Anamas Efsanesi - Isparta

Efsaneler

Anamas Yaylası, Anamas Dağı’nın eteğindedir. Sütçüler, Beyşehir Gölü, Şarkikaraağaç arasında oldukça geniş bir yayladır. Yüksekliği 1.500 metrenin üzerindedir. Anamas adının verilmesiyle ilgili iki tane rivayet bulunmaktadır.
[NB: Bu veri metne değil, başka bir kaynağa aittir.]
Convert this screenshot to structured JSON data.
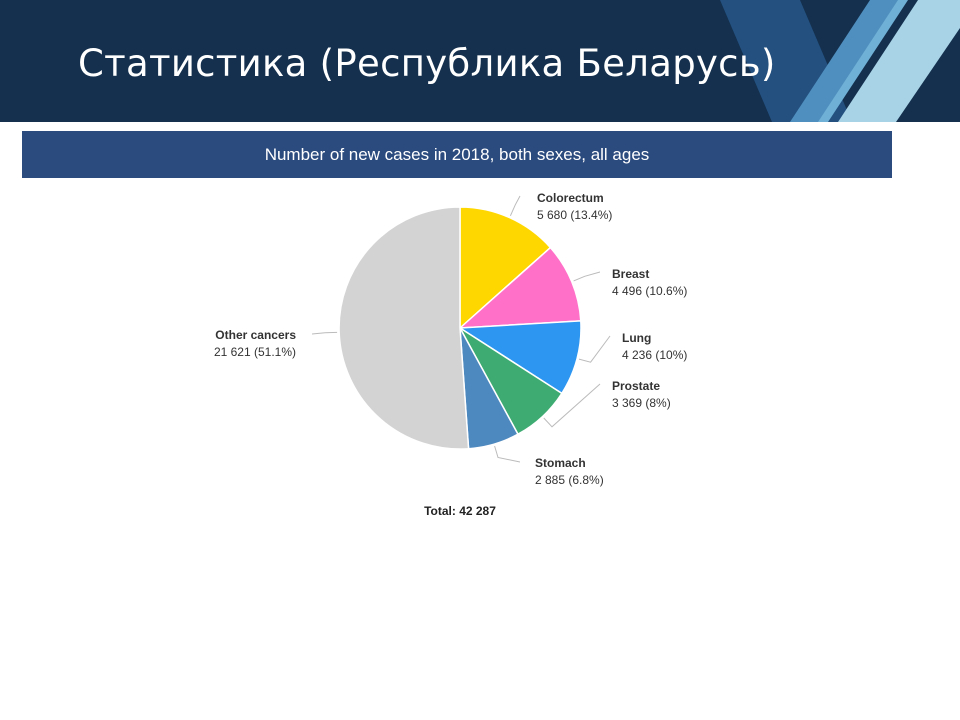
{
  "slide": {
    "title": "Статистика (Республика Беларусь)"
  },
  "colors": {
    "header_bg": "#14304e",
    "banner_bg": "#2b4a7e",
    "deco_light": "#a8d3e6",
    "deco_mid": "#4f8fbf",
    "deco_dark": "#23507f"
  },
  "chart_data": {
    "type": "pie",
    "title": "Number of new cases in 2018, both sexes, all ages",
    "total_label": "Total: 42 287",
    "total": 42287,
    "slices": [
      {
        "name": "Colorectum",
        "value": 5680,
        "value_label": "5 680 (13.4%)",
        "color": "#ffd700"
      },
      {
        "name": "Breast",
        "value": 4496,
        "value_label": "4 496 (10.6%)",
        "color": "#ff70c8"
      },
      {
        "name": "Lung",
        "value": 4236,
        "value_label": "4 236 (10%)",
        "color": "#2d96f0"
      },
      {
        "name": "Prostate",
        "value": 3369,
        "value_label": "3 369 (8%)",
        "color": "#3eac72"
      },
      {
        "name": "Stomach",
        "value": 2885,
        "value_label": "2 885 (6.8%)",
        "color": "#4d88bf"
      },
      {
        "name": "Other cancers",
        "value": 21621,
        "value_label": "21 621 (51.1%)",
        "color": "#d3d3d3"
      }
    ]
  }
}
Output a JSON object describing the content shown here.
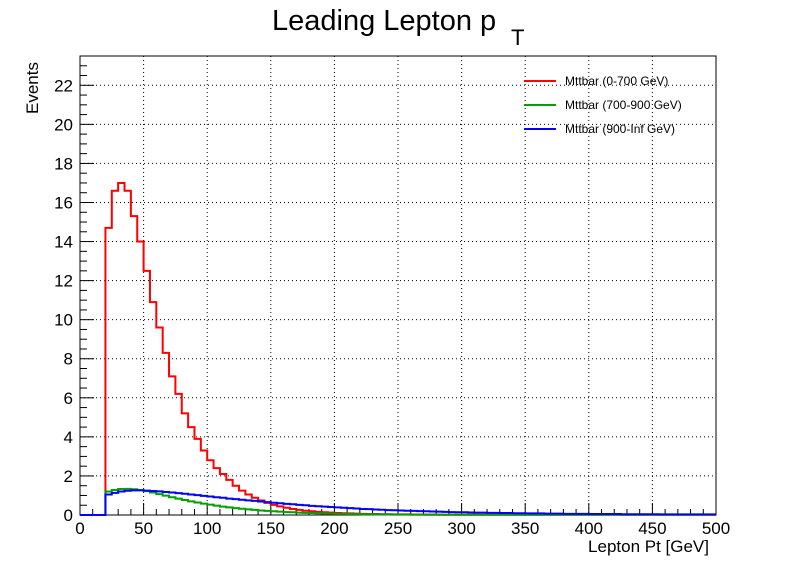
{
  "chart_data": {
    "type": "line",
    "title": "Leading Lepton p",
    "title_subscript": "T",
    "xlabel": "Lepton Pt [GeV]",
    "ylabel": "Events",
    "xlim": [
      0,
      500
    ],
    "ylim": [
      0,
      23.5
    ],
    "x_ticks": [
      0,
      50,
      100,
      150,
      200,
      250,
      300,
      350,
      400,
      450,
      500
    ],
    "y_ticks": [
      0,
      2,
      4,
      6,
      8,
      10,
      12,
      14,
      16,
      18,
      20,
      22
    ],
    "grid": true,
    "legend_position": "top-right",
    "histogram_style": "step",
    "bin_width": 5,
    "series": [
      {
        "name": "Mttbar (0-700 GeV)",
        "color": "#ff0000",
        "values": [
          0,
          0,
          0,
          0,
          14.7,
          16.6,
          17.0,
          16.6,
          15.3,
          14.0,
          12.5,
          10.9,
          9.6,
          8.3,
          7.1,
          6.2,
          5.2,
          4.5,
          3.9,
          3.3,
          2.8,
          2.4,
          2.1,
          1.8,
          1.5,
          1.25,
          1.05,
          0.88,
          0.74,
          0.62,
          0.52,
          0.44,
          0.37,
          0.31,
          0.26,
          0.22,
          0.19,
          0.16,
          0.14,
          0.12,
          0.1,
          0.09,
          0.08,
          0.07,
          0.06,
          0.05,
          0.05,
          0.04,
          0.04,
          0.03,
          0.03,
          0.03,
          0.02,
          0.02,
          0.02,
          0.02,
          0.02,
          0.01,
          0.01,
          0.01,
          0.01,
          0.01,
          0.01,
          0.01,
          0.01,
          0.01,
          0.01,
          0.01,
          0.01,
          0.01,
          0.01,
          0.01,
          0.01,
          0.01,
          0.01,
          0.01,
          0.01,
          0.01,
          0.01,
          0.01,
          0.01,
          0.01,
          0.01,
          0.01,
          0.01,
          0.01,
          0.01,
          0.01,
          0.01,
          0.01,
          0.01,
          0.01,
          0.01,
          0.01,
          0.01,
          0.01,
          0.01,
          0.01,
          0.01,
          0.01
        ]
      },
      {
        "name": "Mttbar (700-900 GeV)",
        "color": "#00a000",
        "values": [
          0,
          0,
          0,
          0,
          1.2,
          1.28,
          1.33,
          1.34,
          1.32,
          1.28,
          1.22,
          1.15,
          1.07,
          0.99,
          0.91,
          0.84,
          0.77,
          0.7,
          0.64,
          0.58,
          0.53,
          0.48,
          0.43,
          0.39,
          0.35,
          0.32,
          0.29,
          0.26,
          0.23,
          0.21,
          0.19,
          0.17,
          0.15,
          0.14,
          0.12,
          0.11,
          0.1,
          0.09,
          0.08,
          0.07,
          0.06,
          0.06,
          0.05,
          0.05,
          0.04,
          0.04,
          0.03,
          0.03,
          0.03,
          0.02,
          0.02,
          0.02,
          0.02,
          0.02,
          0.01,
          0.01,
          0.01,
          0.01,
          0.01,
          0.01,
          0.01,
          0.01,
          0.01,
          0.01,
          0.01,
          0.01,
          0.01,
          0.01,
          0.01,
          0.01,
          0.01,
          0.01,
          0.01,
          0.01,
          0.01,
          0.01,
          0.01,
          0.01,
          0.01,
          0.01,
          0.01,
          0.01,
          0.01,
          0.01,
          0.01,
          0.01,
          0.01,
          0.01,
          0.01,
          0.01,
          0.01,
          0.01,
          0.01,
          0.01,
          0.01,
          0.01,
          0.01,
          0.01,
          0.01,
          0.01
        ]
      },
      {
        "name": "Mttbar (900-Inf GeV)",
        "color": "#0000ff",
        "values": [
          0,
          0,
          0,
          0,
          1.05,
          1.13,
          1.2,
          1.24,
          1.26,
          1.26,
          1.25,
          1.23,
          1.21,
          1.18,
          1.15,
          1.12,
          1.09,
          1.05,
          1.02,
          0.98,
          0.95,
          0.91,
          0.88,
          0.84,
          0.81,
          0.78,
          0.75,
          0.72,
          0.69,
          0.66,
          0.63,
          0.6,
          0.57,
          0.55,
          0.52,
          0.5,
          0.47,
          0.45,
          0.43,
          0.41,
          0.39,
          0.37,
          0.35,
          0.33,
          0.31,
          0.3,
          0.28,
          0.27,
          0.25,
          0.24,
          0.23,
          0.22,
          0.21,
          0.2,
          0.19,
          0.18,
          0.17,
          0.16,
          0.15,
          0.14,
          0.14,
          0.13,
          0.12,
          0.12,
          0.11,
          0.11,
          0.1,
          0.1,
          0.09,
          0.09,
          0.08,
          0.08,
          0.08,
          0.07,
          0.07,
          0.07,
          0.06,
          0.06,
          0.06,
          0.06,
          0.05,
          0.05,
          0.05,
          0.05,
          0.05,
          0.04,
          0.04,
          0.04,
          0.04,
          0.04,
          0.04,
          0.03,
          0.03,
          0.03,
          0.03,
          0.03,
          0.03,
          0.03,
          0.03,
          0.03
        ]
      }
    ]
  }
}
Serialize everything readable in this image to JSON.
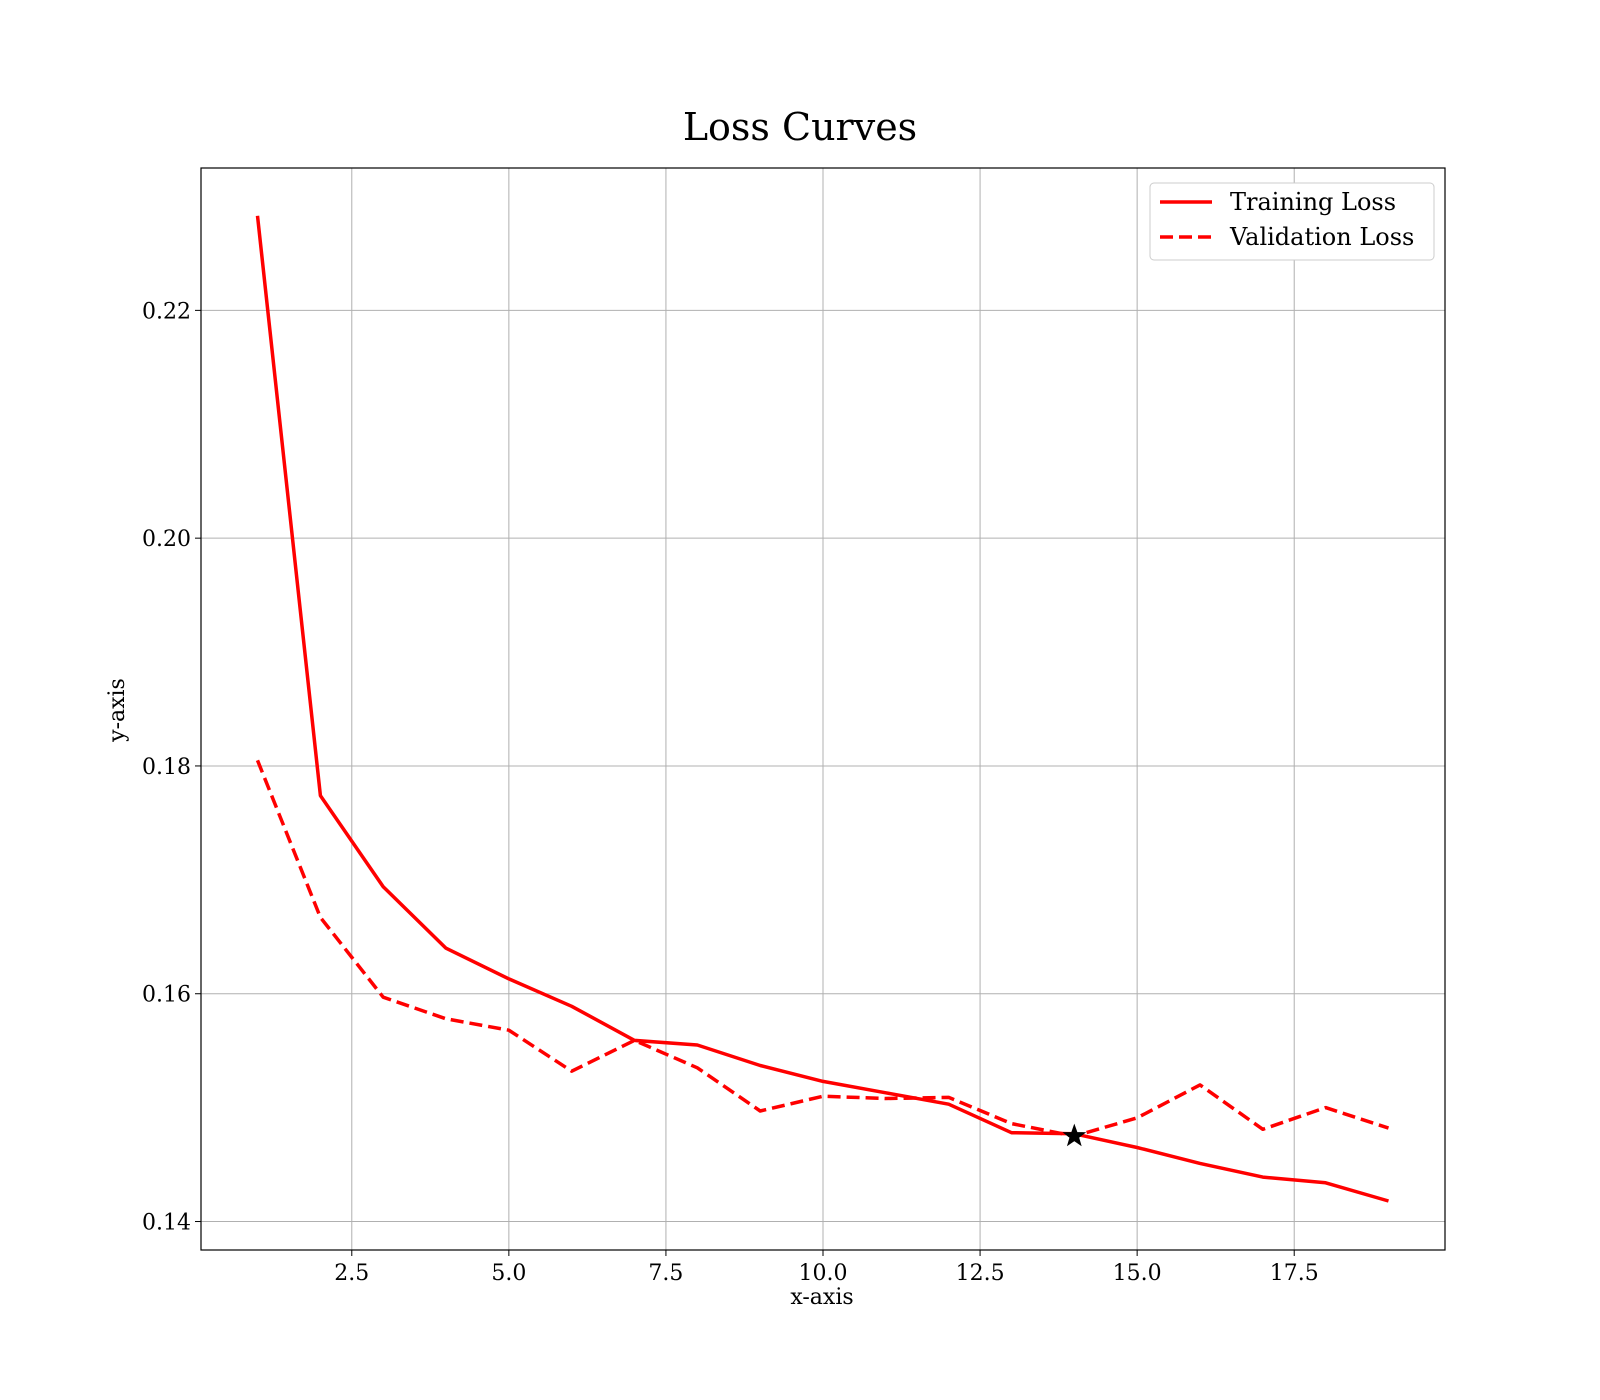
{
  "chart_data": {
    "type": "line",
    "title": "Loss Curves",
    "xlabel": "x-axis",
    "ylabel": "y-axis",
    "xlim": [
      0.1,
      19.9
    ],
    "ylim": [
      0.1375,
      0.2325
    ],
    "xticks": [
      2.5,
      5.0,
      7.5,
      10.0,
      12.5,
      15.0,
      17.5
    ],
    "xtick_labels": [
      "2.5",
      "5.0",
      "7.5",
      "10.0",
      "12.5",
      "15.0",
      "17.5"
    ],
    "yticks": [
      0.14,
      0.16,
      0.18,
      0.2,
      0.22
    ],
    "ytick_labels": [
      "0.14",
      "0.16",
      "0.18",
      "0.20",
      "0.22"
    ],
    "grid": true,
    "legend_position": "top-right",
    "x": [
      1,
      2,
      3,
      4,
      5,
      6,
      7,
      8,
      9,
      10,
      11,
      12,
      13,
      14,
      15,
      16,
      17,
      18,
      19
    ],
    "series": [
      {
        "name": "Training Loss",
        "style": "solid",
        "color": "#ff0000",
        "values": [
          0.2283,
          0.1774,
          0.1694,
          0.164,
          0.1613,
          0.1589,
          0.1559,
          0.1555,
          0.1537,
          0.1523,
          0.1513,
          0.1503,
          0.1478,
          0.1477,
          0.1465,
          0.1451,
          0.1439,
          0.1434,
          0.1418
        ]
      },
      {
        "name": "Validation Loss",
        "style": "dashed",
        "color": "#ff0000",
        "values": [
          0.1805,
          0.1667,
          0.1597,
          0.1578,
          0.1568,
          0.1532,
          0.1559,
          0.1535,
          0.1497,
          0.151,
          0.1508,
          0.1509,
          0.1486,
          0.1475,
          0.1491,
          0.152,
          0.1481,
          0.15,
          0.1482
        ]
      }
    ],
    "markers": [
      {
        "x": 14,
        "y": 0.1475,
        "shape": "star",
        "color": "#000000"
      }
    ]
  }
}
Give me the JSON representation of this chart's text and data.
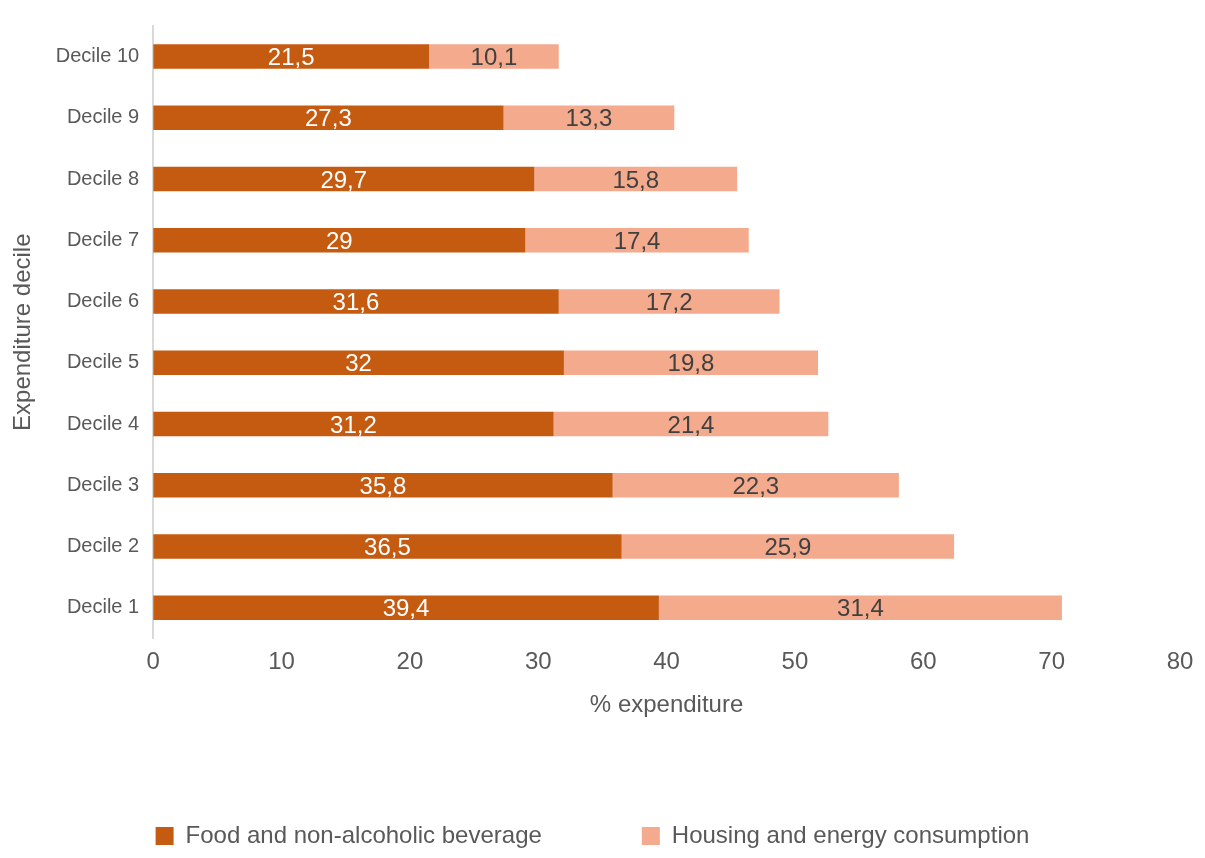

Birinci Rivayet: Aksu İlçesi’nin ilk adı olan Anamas’da vaktiyle fakir bir ailenin oğlu, anasının yanlış telkinlerine kapılarak küçükken yumurta ve tavuk hırsızlığına başlamıştır. İşi gitgide büyüterek korkulur bir eşkıya olmuş, yol keser, haraç alır, her türlü pislikleri yapmaya başlamış. Nihayet yakasını hükümetin pençesine kaptırmıştır. Kıydığı canların, yollarını kestiği mazlumların bedduası onu darağacı altına getirmiştir. Tam asılacağı sırada son isteği sorulmuş. Abdest almış ve iki rekat namaz kılmış ve ellerini göğe kaldırarak: "Yarabbi, bu işlerde benim günahım yok. Beni bu kötü yollara anam öğütledi. Beni asma anamı-as..." diye yalvarmaya başlamış. Derken adamı asmaya memur olan hükümet adamları, zavallı delikanlı yiğidin macerasını dinlemişler ve onu asmaktan vazgeçmişler. İşte, kendini bilmez, cahil bir ananın teşvikiyle hırsızlığa alışan masum delikanlının macerası bu dağlara Anamı-as adını verdirmiştir.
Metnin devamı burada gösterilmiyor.